Wednesday, March 13, 2013

Try It Tuesday...

Try it Tuesday went down with Art Smith's Unfried Chicken.
Art Smith is the executive chef of LYFE Kitchen restaurants and my mom pulled out the recipe from a magazine when she was here a few weeks ago.

Here's a pic of this spicy little dish

Warning: this chicken is SPICY. I followed the directions to a T and all of our mouths were on fire! I like spicy and it was too much for me. If you need to open your sinuses make this as the recipe calls. If you want to enjoy healthy unfried chicken the traditional way, lessen the amount of the black and cayenne pepper.
This is a great dish to make ahead during the day. I marinated the chicken in the afternoon and also combined the bread crumb mixture ahead as well. When dinner time rolled around I just shake and baked!

Here we go:
Southern Oven Unfried Chicken
Serves 4-6

1 c buttermilk
1 tbsp. hot sauce
4 skinless, boneless chicken breasts
1 1/2 cups whole wheat or regular panko break crumbs
3 tbsp.

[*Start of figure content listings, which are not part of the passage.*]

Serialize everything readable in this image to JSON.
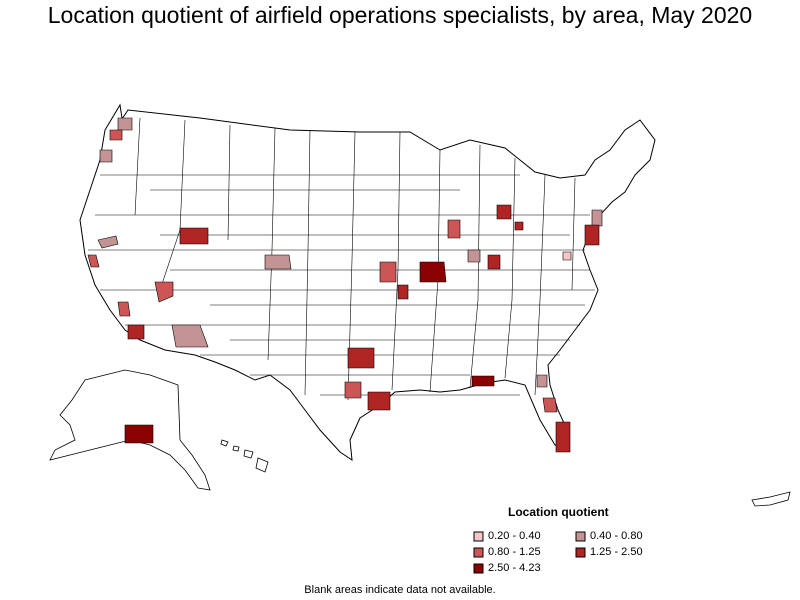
{
  "title": "Location quotient of airfield operations specialists, by area, May 2020",
  "legend": {
    "title": "Location quotient",
    "classes": [
      {
        "label": "0.20 - 0.40",
        "color": "#f4c6c6"
      },
      {
        "label": "0.40 - 0.80",
        "color": "#c49393"
      },
      {
        "label": "0.80 - 1.25",
        "color": "#cc5555"
      },
      {
        "label": "1.25 - 2.50",
        "color": "#b02424"
      },
      {
        "label": "2.50 - 4.23",
        "color": "#8b0000"
      }
    ]
  },
  "footnote": "Blank areas indicate data not available.",
  "colors": {
    "outline": "#000000",
    "land": "#ffffff",
    "background": "#ffffff"
  }
}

Parmesan cheese
1 1/2 tsp. onion powder
1 1/2 garlic powder
2 tsp black pepper
1 tsp cayenne pepper
1 tsp paprika
olive oil spray

Preheat oven to 400 degrees
In a bowl, combine buttermilk and hot sauce. Add chicken and allow it to marinate in the fridge for at least an hour.
Combine the dry ingredients in a self-sealing, gallon size plastic bag.
Remove chicken from marinade and place in bag. Shake well until chicken is evenly coated. Lay chicken on a lightly oiled baking sheet and chill uncovered for 30 minutes. Lightly coat with spray oil.
Bake 15-20 minutes, turn over and bake 15-20 minutes more or until done!

Super easy, healthy and great for busy nights!

1 comment:

  1. Sounds good - but I'm with you, way too spicy! What really caught my eye was your mac n' cheese. We never eat it but the kids asked for it out of the blue so it's on the menu for tomorrow. Looking forward to it!